Il y a trois catégories d'hommes dans le film, mais elles sont différentes. Le premier maltraite l'héroïne, le deuxième est bloqué, mais le troisième est moderne et éthique : il assume la tâche de l'éducation des enfants, il a un métier, il est attentif à l’héroïne et l’aide à exaucer ses rêves professionnels.

Elle apprend aussi à savoir ce qu’elle ne veut pas.
Le film a beaucoup de clefs de lecture différentes. Ce n’est pas mon travail de les décoder, parce que je crois que le spectateur le fera de lui-même, mais le texte dit beaucoup de choses : elle se transforme et gagne en maturité au fil du film. Elle finit avec un homme très différent du premier. Et on ne peut pas tous les mettre dans le même sac. Le premier est un rustre à l'ancienne, mais il y a beaucoup d’hommes comme ça et curieusement, ils ont du succès avec les femmes – je ne sais pas ce que ces canailles leur apportent, mais elles finissent par se laisser prendre dans leurs filets. Je trouvais aussi intéressant d’établir des clefs de lecture qui se destineraient à elles : attention, danger, quand vous voyez ces signes dans votre couple !

Est-ce que nous continuons de traîner des modèles erronés depuis des générations ?
C’est pour cela que ça me paraît archaïque. Ce genre de type qui maltraite les femmes à des intermittences, entre ombre et lumière, et la partie lumineuse est très attrayante, comme sa manière très assertive de faire confiance à l'héroïne. Et il est tendre : de tous les partenaires qu’elle a, c’est lui qui lui fait passer les pires moments, mais aussi les meilleurs, comme dans la scène de la discothèque, où ils ont une connexion physique impressionnante. Mais attention à lui, parce qu'autant il peut monter haut, autant il descendra bas ensuite.

Mais comme disait ma grand-mère : là où l'amour se pose, une merde est une rose. L’amour est aveugle, ou au moins myope : selon vous, il ne voit pas de loin ?
Il y a quelque chose qui nous attire beaucoup quand on rencontre quelqu’un d’indompté : on a une pulsion qui consiste à croire qu'on va pouvoir dompter cette personne, la redresser. C’est très humain ; c'est un mélange d’ego (on est l'oiseau rare qui sera capable de dompter cette personne) et de générosité (éduquer quelqu’un pour son bien, c'est une bonne chose). Ce qui est sûr, c’est que ça n'arrive pas toujours : quand l’arbre est déjà très tordu, il est impossible de le redresser. L’amour a ce côté aveugle ; je suis d’accord avec l'adage de votre grand-mère, il me plaît beaucoup !

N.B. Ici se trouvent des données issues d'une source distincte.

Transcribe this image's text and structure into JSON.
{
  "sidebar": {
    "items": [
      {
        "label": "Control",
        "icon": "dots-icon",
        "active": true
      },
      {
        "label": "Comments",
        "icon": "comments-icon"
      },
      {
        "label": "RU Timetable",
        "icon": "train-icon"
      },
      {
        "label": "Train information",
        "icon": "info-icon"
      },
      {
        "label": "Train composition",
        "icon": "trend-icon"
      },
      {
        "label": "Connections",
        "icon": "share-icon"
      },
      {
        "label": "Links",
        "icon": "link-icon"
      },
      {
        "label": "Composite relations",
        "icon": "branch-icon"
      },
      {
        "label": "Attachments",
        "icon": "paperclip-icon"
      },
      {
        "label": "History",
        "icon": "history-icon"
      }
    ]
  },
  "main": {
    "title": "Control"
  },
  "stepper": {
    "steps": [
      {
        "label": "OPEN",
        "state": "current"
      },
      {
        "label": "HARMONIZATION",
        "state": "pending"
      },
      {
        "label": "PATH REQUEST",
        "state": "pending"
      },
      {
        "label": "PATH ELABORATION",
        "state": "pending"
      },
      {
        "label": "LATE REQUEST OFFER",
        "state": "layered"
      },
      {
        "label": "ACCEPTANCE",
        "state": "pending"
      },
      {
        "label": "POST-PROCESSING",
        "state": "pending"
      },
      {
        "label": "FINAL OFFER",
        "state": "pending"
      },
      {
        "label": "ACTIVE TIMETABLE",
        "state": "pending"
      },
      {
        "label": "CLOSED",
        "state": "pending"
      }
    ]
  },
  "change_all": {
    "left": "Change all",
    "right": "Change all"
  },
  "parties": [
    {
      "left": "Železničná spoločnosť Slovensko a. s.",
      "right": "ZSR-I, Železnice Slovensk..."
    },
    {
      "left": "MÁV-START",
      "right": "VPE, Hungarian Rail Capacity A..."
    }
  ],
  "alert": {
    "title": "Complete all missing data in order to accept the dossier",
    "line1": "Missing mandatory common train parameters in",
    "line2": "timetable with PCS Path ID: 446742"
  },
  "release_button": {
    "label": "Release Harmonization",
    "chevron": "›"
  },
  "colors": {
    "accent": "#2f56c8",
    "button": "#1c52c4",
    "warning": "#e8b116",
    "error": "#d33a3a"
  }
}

Il y a aussi un type de personne qui ne sait pas être seul.
Le thème de la solitude et de la compagnie des autres m'intéresse beaucoup aussi. On peut être accompagné physiquement et se sentir seul et on peut, à certains moments, ne pas avoir de compagnon ou compagne, mais si on a une belle relation avec quelqu’un, on ne se sent pas seul. Je crois que la bonne manière de procéder, c'est d'établir une relation profonde et solide dans laquelle par moments, chacun fait des choses séparément. La compagnie, la vraie, est quelque chose de désirable : je ne crois pas en la vertu d’une émancipation radicale, parce que ce qui nous va bien, c’est la vie en bonne compagnie, car nous sommes des animaux sociaux.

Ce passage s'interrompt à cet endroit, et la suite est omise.